1. Kami ingin mengetahui informasi tentang Anda agar dapat menentukan stratifikasi risiko dislipidemia secara akurat. Apakah Anda memiliki penyakit jantung koroner? Tekanan darah tinggi? Diabetes? Apakah Anda merokok? Apakah Anda memiliki orang tua dengan salah satu kondisi yang disebutkan di atas? 2. Apakah hasil tes terakhir dilakukan satu tahun setelah Anda berhenti mengonsumsi obat penurun lipid? Jika kedua kriteria di atas terpenuhi, dan jika usia dan jenis kelamin Anda diperhitungkan, maka dislipidemia Anda dapat dinilai berisiko rendah dan Anda tidak perlu cemas atau gugup. Menurut pedoman pengobatan nasional terbaru, kadar lipid Anda saat ini dapat dihilangkan dari pengobatan (kriteria untuk menambahkan obat adalah kolesterol total (CHO) lebih dari 6,99 dan LDL-C lebih dari 4,92).

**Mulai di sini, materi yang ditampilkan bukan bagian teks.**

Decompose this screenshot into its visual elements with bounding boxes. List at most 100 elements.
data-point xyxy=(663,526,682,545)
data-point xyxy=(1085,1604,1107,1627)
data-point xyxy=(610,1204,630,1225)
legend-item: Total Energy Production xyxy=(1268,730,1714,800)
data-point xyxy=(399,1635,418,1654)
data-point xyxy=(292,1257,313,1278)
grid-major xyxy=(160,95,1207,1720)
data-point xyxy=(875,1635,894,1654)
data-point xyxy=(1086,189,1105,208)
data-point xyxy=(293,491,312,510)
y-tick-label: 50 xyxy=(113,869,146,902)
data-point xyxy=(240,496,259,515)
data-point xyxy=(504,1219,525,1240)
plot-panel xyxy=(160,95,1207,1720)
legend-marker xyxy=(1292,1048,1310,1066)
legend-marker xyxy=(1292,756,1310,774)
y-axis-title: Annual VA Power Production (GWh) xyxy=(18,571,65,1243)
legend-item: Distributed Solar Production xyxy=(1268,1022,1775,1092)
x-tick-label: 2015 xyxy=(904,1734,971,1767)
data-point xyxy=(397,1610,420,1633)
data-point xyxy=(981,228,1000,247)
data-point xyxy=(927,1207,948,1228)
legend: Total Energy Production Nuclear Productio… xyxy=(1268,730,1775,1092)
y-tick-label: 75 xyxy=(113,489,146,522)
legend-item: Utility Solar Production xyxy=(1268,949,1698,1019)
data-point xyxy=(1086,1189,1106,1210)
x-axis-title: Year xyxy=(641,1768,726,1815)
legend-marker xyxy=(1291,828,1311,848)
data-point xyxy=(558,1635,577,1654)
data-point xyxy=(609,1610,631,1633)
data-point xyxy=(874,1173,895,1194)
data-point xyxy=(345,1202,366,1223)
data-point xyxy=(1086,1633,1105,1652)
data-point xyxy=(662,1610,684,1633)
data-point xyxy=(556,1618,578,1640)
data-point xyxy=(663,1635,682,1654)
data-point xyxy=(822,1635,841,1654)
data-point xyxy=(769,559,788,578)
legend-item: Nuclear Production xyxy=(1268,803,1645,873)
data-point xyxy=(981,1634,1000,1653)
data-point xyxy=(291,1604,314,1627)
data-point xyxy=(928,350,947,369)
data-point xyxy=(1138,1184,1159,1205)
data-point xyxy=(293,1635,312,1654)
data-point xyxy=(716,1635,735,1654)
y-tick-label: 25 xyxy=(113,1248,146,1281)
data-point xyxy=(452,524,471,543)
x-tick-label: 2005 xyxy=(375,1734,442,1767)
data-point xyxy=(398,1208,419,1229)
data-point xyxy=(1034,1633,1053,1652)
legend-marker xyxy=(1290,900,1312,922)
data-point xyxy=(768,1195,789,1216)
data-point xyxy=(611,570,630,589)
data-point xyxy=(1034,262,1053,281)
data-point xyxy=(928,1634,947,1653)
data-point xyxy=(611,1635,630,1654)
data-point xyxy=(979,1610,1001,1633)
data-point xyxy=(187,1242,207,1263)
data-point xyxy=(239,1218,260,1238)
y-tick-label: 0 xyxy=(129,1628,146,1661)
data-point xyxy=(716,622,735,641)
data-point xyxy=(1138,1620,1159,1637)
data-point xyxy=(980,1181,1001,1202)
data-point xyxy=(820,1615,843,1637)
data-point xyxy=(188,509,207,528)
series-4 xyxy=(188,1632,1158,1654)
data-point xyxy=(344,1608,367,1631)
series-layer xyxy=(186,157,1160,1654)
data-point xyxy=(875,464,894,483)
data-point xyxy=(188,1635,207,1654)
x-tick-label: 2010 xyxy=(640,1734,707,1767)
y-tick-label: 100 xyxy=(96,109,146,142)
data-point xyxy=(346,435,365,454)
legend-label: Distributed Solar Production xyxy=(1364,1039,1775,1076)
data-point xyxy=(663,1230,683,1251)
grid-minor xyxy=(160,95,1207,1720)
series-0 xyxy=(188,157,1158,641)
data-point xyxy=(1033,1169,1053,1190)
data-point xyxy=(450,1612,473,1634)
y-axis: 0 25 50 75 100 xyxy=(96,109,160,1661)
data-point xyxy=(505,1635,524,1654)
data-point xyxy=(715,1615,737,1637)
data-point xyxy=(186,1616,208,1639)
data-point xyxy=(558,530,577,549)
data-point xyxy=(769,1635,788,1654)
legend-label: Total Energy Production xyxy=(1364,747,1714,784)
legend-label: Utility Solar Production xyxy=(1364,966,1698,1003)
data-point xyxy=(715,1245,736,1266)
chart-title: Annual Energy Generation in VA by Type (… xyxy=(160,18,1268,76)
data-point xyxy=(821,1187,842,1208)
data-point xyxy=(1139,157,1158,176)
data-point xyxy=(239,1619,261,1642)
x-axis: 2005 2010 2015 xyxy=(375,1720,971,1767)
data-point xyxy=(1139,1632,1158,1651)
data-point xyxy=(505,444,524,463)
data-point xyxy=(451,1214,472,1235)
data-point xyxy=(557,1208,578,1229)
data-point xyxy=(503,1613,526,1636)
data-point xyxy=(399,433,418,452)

Pengobatan saat ini sebaiknya berupa intervensi gaya hidup: 1. Pertama, diet rendah kolesterol, dengan makanan yang mengandung kolesterol tinggi seperti kuning telur, kuning kepiting, telur ikan, dan berbagai jeroan hewan yang dimakan sesedikit mungkin, misalnya tidak lebih dari dua kuning telur dalam seminggu; 2. Meningkatkan asupan sterol nabati dan serat makanan, yang dapat menghambat penyerapan kolesterol dan meningkatkan ekskresi kolesterol, harus mencakup kacang-kacangan, biji-bijian, kacang-kacangan, dan sayuran yang tepat; 3. Meningkatkan asupan lemak, terutama lemak nabati, yang dapat menghambat penyerapan kolesterol dan meningkatkan ekskresi kolesterol; 4. Mengurangi asupan lemak jenuh dan kolesterol jahat, Batasi asupan lemak, terutama lemak hewani, dan kurangi makan daging berlemak dan produk margarin serta gorengan. Karena Anda tidak gemuk, berat badan Anda pada dasarnya sesuai standar, trigliserida Anda tidak tinggi dan kolesterol HDL Anda tidak rendah, langkah-langkah ini pada dasarnya cukup untuk mengobati peningkatan kolesterol total (CHO) dan kolesterol LDL (LDL-C). Saya harap Anda akan mematuhinya dan meninjau lipid darah Anda secara teratur, dan jika Anda dapat mengendalikannya, Anda tidak perlu minum obat; jika Anda melebihi standar yang disebutkan sebelumnya, pertimbangkan untuk minum obat lagi.